Evaluation of perceptually plausible room acoustics simulation
* Presenting author
Immersive and convincing acoustics in virtual reality applications require computationally efficient methods. The fast and perceptually plausible room acoustics simulator [RAZR, see Wendt et al., JAES, 62, 11 (2014)] approaches this demand by drastic simplifications with respect to physical accuracy while still accomplishing perceptual plausibility. RAZR is based on a hybrid approach where early reflections are calculated as image sources for a shoebox-room approximation up to a low order, and the later reverberation is generated by a binaurally extended feedback-delay-network (FDN).

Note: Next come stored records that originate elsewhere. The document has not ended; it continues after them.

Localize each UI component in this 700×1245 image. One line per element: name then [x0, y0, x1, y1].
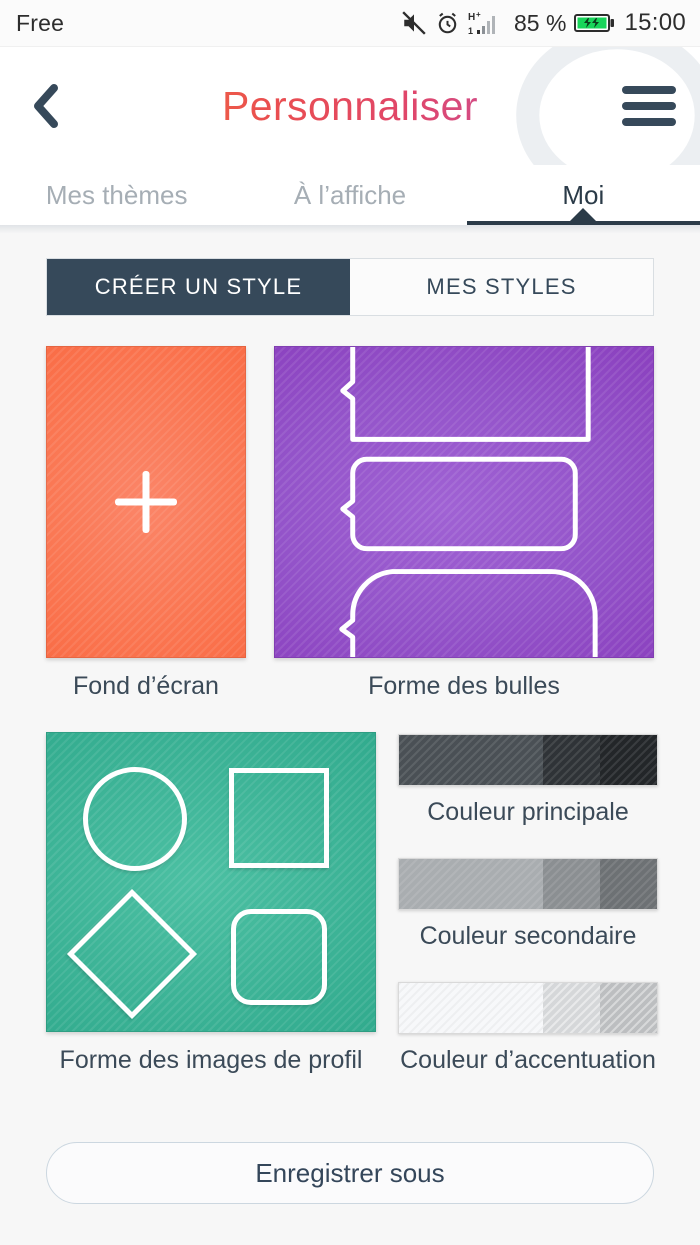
- secondary-color-swatch[interactable]: [398, 858, 658, 910]
- bubble-shape-card[interactable]: [274, 346, 654, 658]
- bubble-shape-card-label: Forme des bulles: [368, 672, 560, 700]
- diamond-shape-icon: [66, 888, 198, 1020]
- hamburger-menu-button[interactable]: [616, 77, 682, 135]
- page-title: Personnaliser: [0, 47, 700, 165]
- style-mode-segmented-control: CRÉER UN STYLE MES STYLES: [46, 258, 654, 316]
- bubble-shapes-illustration: [339, 347, 598, 657]
- primary-color-swatch[interactable]: [398, 734, 658, 786]
- tab-label: Mes thèmes: [45, 179, 188, 210]
- save-as-button-label: Enregistrer sous: [255, 1157, 445, 1188]
- plus-icon: [115, 498, 177, 506]
- pill-bubble-icon: [339, 569, 598, 657]
- carrier-label: Free: [16, 9, 65, 36]
- tab-a-laffiche[interactable]: À l’affiche: [233, 165, 466, 225]
- hamburger-menu-icon-bar: [622, 118, 676, 126]
- tab-mes-themes[interactable]: Mes thèmes: [0, 165, 233, 225]
- rounded-bubble-icon: [340, 456, 578, 552]
- swatch-segment: [543, 735, 601, 785]
- rounded-square-shape-icon: [231, 909, 327, 1005]
- battery-charging-icon: [574, 11, 616, 35]
- swatch-segment: [399, 735, 544, 785]
- square-shape-icon: [229, 768, 329, 868]
- swatch-segment: [600, 735, 657, 785]
- accent-color-label: Couleur d’accentuation: [400, 1046, 656, 1074]
- profile-shape-card-label: Forme des images de profil: [59, 1046, 363, 1074]
- battery-percent-label: 85 %: [514, 9, 567, 36]
- app-screen: Free H + 1 85 % 15:00 Personnaliser Mes …: [0, 0, 700, 1245]
- main-content: CRÉER UN STYLE MES STYLES Fond d’écran F…: [0, 234, 700, 1245]
- tab-bar: Mes thèmes À l’affiche Moi: [0, 165, 700, 225]
- hsplus-signal-icon: H + 1: [468, 10, 506, 36]
- profile-shape-card[interactable]: [46, 732, 376, 1032]
- swatch-segment: [600, 859, 657, 909]
- segment-mes-styles[interactable]: MES STYLES: [350, 259, 653, 315]
- wallpaper-card-label: Fond d’écran: [73, 672, 219, 700]
- square-bubble-icon: [340, 347, 591, 442]
- svg-text:H: H: [468, 12, 475, 23]
- hamburger-menu-icon-bar: [622, 86, 676, 94]
- app-header: Personnaliser: [0, 47, 700, 165]
- swatch-segment: [600, 983, 657, 1033]
- primary-color-label: Couleur principale: [427, 798, 629, 826]
- swatch-segment: [399, 859, 544, 909]
- wallpaper-card[interactable]: [46, 346, 246, 658]
- tab-label: À l’affiche: [293, 179, 407, 210]
- tab-moi[interactable]: Moi: [466, 165, 700, 225]
- circle-shape-icon: [83, 767, 187, 871]
- tab-bar-shadow: [0, 225, 700, 234]
- alarm-icon: [435, 11, 460, 36]
- status-bar: Free H + 1 85 % 15:00: [0, 0, 700, 47]
- swatch-segment: [543, 859, 601, 909]
- swatch-segment: [543, 983, 601, 1033]
- segment-label: MES STYLES: [426, 274, 577, 299]
- segment-label: CRÉER UN STYLE: [94, 274, 303, 299]
- svg-text:1: 1: [468, 26, 473, 36]
- accent-color-swatch[interactable]: [398, 982, 658, 1034]
- tab-label: Moi: [562, 179, 605, 210]
- status-icons: H + 1 85 % 15:00: [401, 9, 686, 37]
- mute-icon: [401, 10, 427, 36]
- hamburger-menu-icon-bar: [622, 102, 676, 110]
- swatch-segment: [399, 983, 544, 1033]
- clock-label: 15:00: [624, 9, 686, 36]
- segment-creer-un-style[interactable]: CRÉER UN STYLE: [47, 259, 350, 315]
- active-tab-caret-icon: [570, 208, 597, 221]
- save-as-button[interactable]: Enregistrer sous: [46, 1142, 654, 1204]
- svg-text:+: +: [476, 10, 481, 19]
- secondary-color-label: Couleur secondaire: [419, 922, 637, 950]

Here two extensions were evaluated using listening tests: 1) The perception of temporal smearing of early diffuse reflections, effectively simulating effects of scattering and multiple reflections caused by geometric disturbances at walls and by objects in the room, was systematically assessed. A single parameter was introduced to quantify deviations from an empty shoebox room. It was demonstrated that perceptually plausible results can be obtained for auralized natural stimuli and for the binaural impulse responses themselves. 2) It was assessed which spatial resolution is sufficient for the rendering of the late reverberation in a three-dimensional loudspeaker array. In conjunction, a computationally efficient method was developed to account for different wall absorption coefficients resulting in an anisotropic late reverberant field.